História real de coragem e justiça, na Netflix, que você não conhecia e que vale cada minuto da sua atenção Glen Wilson / Netflix

História real de coragem e justiça, na Netflix, que você não conhecia e que vale cada minuto da sua atenção

Em 1968, 435 pessoas representavam os 179.323.175 cidadãos americanos na Câmara, segundo o censo de 1960. Desses, onze eram mulheres; cinco, negros e com a eleição de Shirley Chisholm (1924-2005), uma professora do ensino básico do 12º Distrito de Nova York, as mulheres afro-americanas também passaram a existir para a política e, esticando-se um pouco a corda, para si mesmas.

Evidentemente, as ambições de Chisholm não ficaram por aí, e “Shirley para Presidente” é um recorte hagiográfico da campanha presidencial da democrata, quatro anos depois, aposta marcada por riscos, orgulho, luta, afirmação e sonho, muito sonho, que embora não tenha terminado com a primeira presidente mulher e negra — feito ainda inédito na história dos 248 anos de fundação dos Estados Unidos —, serviu para acender a luz vermelha sobre um imenso rol de questões que insistem em pairar sobre indivíduos não-WASP (brancos, anglo-saxões e protestantes, na sigla em inglês).

O diretor-roteirista John Ridley inclui no texto a longa cronologia da deputada entre o Capitólio e a vontade de tornar-se a 37ª inquilina da Casa Branca, vaga conquistada pelo republicano Richard Milhous Nixon (1913-1994), obrigado a renunciar dois anos depois, em 9 de agosto de 1974, por denúncias de corrupção e espionagem à sede do Partido Democrata em Washington, o caso Watergate. O nomeado pela legenda do burro acabou sendo o senador veterano George McGovern (1922-2012), mas a liderança de Chisholm se mostrou proveitosa para uma nação cheia de feridas a tratar.

“Shirley para Presidente”, na Netflix, sofre do mesmo mal que aflige biografias de outros vultos da História, a exemplo do que acontece com “Rustin” (2023), de George C. Wolfe, sobre Bayard Rustin (1912-1987), um ativista negro e homossexual nascido na Pensilvânia do começo do século 20, famoso por combater a violência e a extorsão de homens gays pela polícia da capital americana. O que acontece é que tanto Rustin como Chisholm acabam se tornando maiores que sua própria jornada, e nem sempre os diretores sabem a maneira certa de lidar com tal evidência.

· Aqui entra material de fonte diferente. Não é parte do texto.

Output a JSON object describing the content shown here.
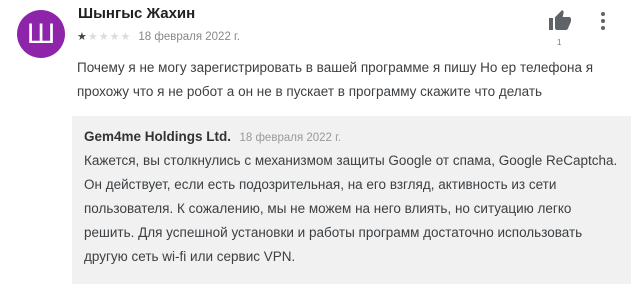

No caso de Ridley, isso fica patente já na sequência inicial, quando a recém-eleita congressista posa para a foto oficial da nova composição do Legislativo nas escadarias do Capitólio. É impossível perder sua figura sobranceira de vista — também pelo ineditismo da cena, claro —, e o diretor deveria seguir essa linha, uma vez que todos sabemos qual será o destino de Chisholm. A postura altiva da personagem central, com Regina King sempre muito ereta, acompanhando seus interlocutores homens com o olhar retilíneo, como se lhes fosse também fisicamente próxima, é trunfo do longa, alcançado pela câmera milimetricamente posicionada e pela edição engenhosa de JoAnne Yarrow.

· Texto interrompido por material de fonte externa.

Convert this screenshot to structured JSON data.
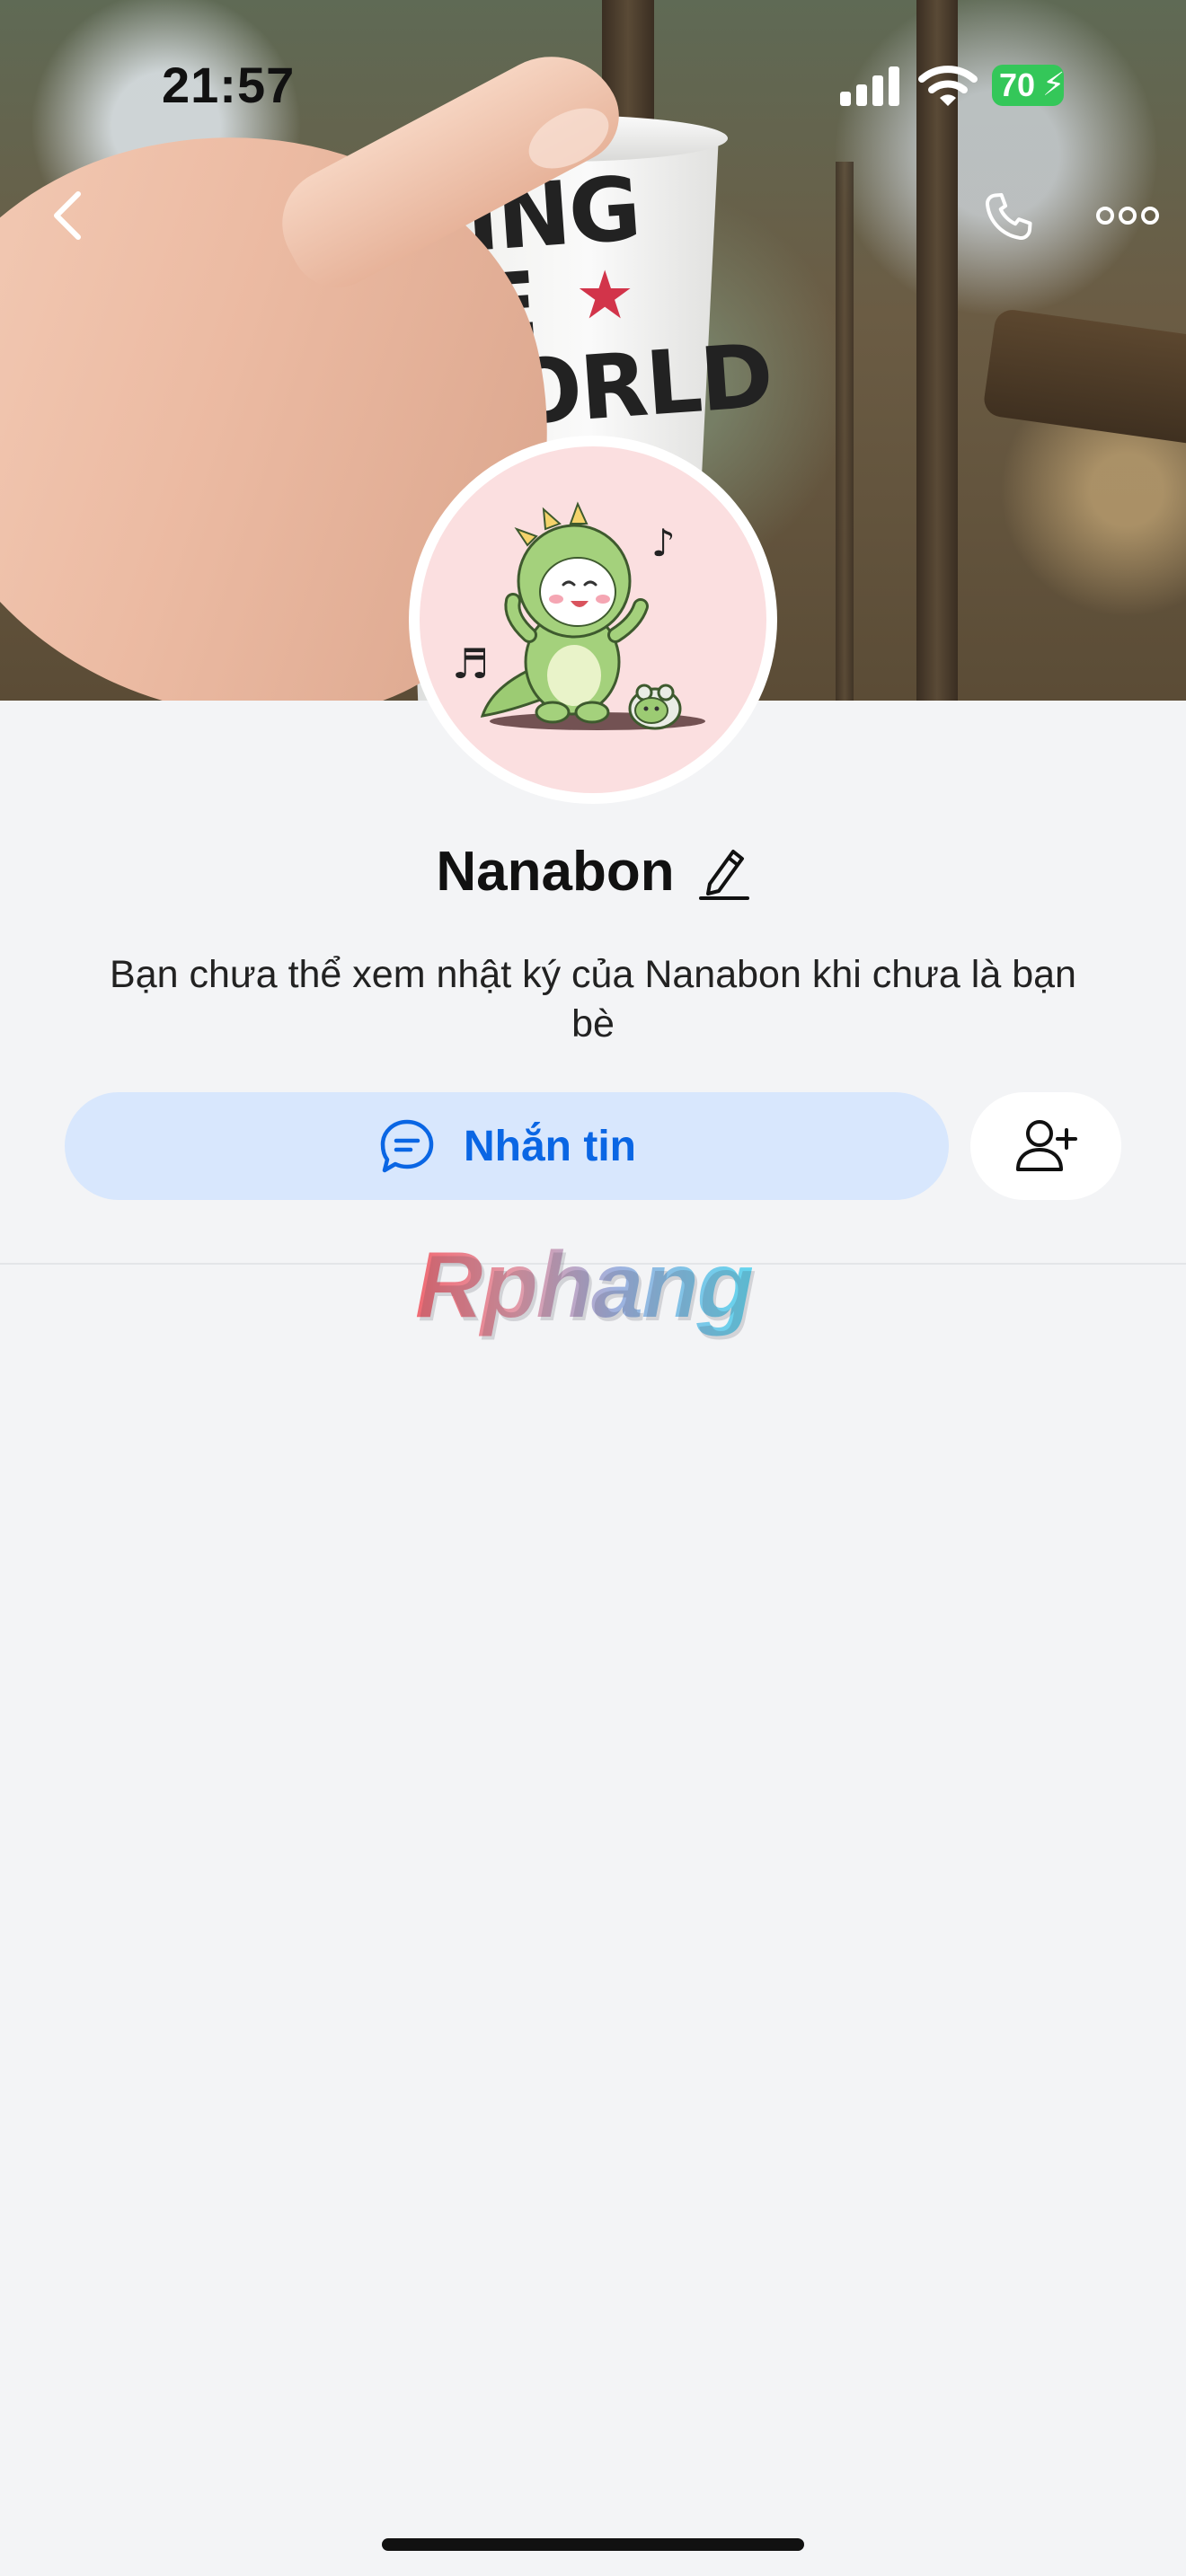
{
  "status_bar": {
    "time": "21:57",
    "battery_level": "70",
    "icons": [
      "signal-icon",
      "wifi-icon",
      "battery-icon",
      "charging-bolt-icon"
    ]
  },
  "cover": {
    "cup_text": "KING\nHE\nWORLD\nWA"
  },
  "nav": {
    "icons": [
      "chevron-left-icon",
      "phone-icon",
      "more-horizontal-icon"
    ]
  },
  "profile": {
    "name": "Nanabon",
    "privacy_note": "Bạn chưa thể xem nhật ký của Nanabon khi chưa là bạn bè"
  },
  "actions": {
    "message_label": "Nhắn tin",
    "message_icon": "chat-bubble-icon",
    "add_friend_icon": "add-user-icon"
  },
  "watermark": {
    "text": "Rphang"
  },
  "colors": {
    "accent": "#0a66e4",
    "message_button_bg": "#d8e7fd",
    "page_bg": "#f3f4f6",
    "battery_green": "#34c759"
  }
}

A propósito, um registro como esse tem muito mais peso em se frisando a presença dos muitos homens na vida de protagonista, e sob essa perspectiva Ridley comete um grande deslize. As estratégias traçadas com o marido, Conrad, de Michael Cherrie, responsável por sua segurança e fotógrafo informal; os conselheiros Wesley McDonald Holder, o último trabalho de Lance Reddick (1962-2023), e Arthur Hardwick Jr. (1916-1986), vivido por Terrence Howard; além de Robert Gottlieb, o articulador da campanha com os estudantes interpretado com denodo por Lucas Hedges, parecem envoltas num véu de segredo e moralismo, o que se justifica ao se verificar o quase silêncio acerca do divórcio de Chisholm e Conrad, e o casamento com Hardwick Jr., meses depois, como se ela não tivesse o direito de refazer a vida.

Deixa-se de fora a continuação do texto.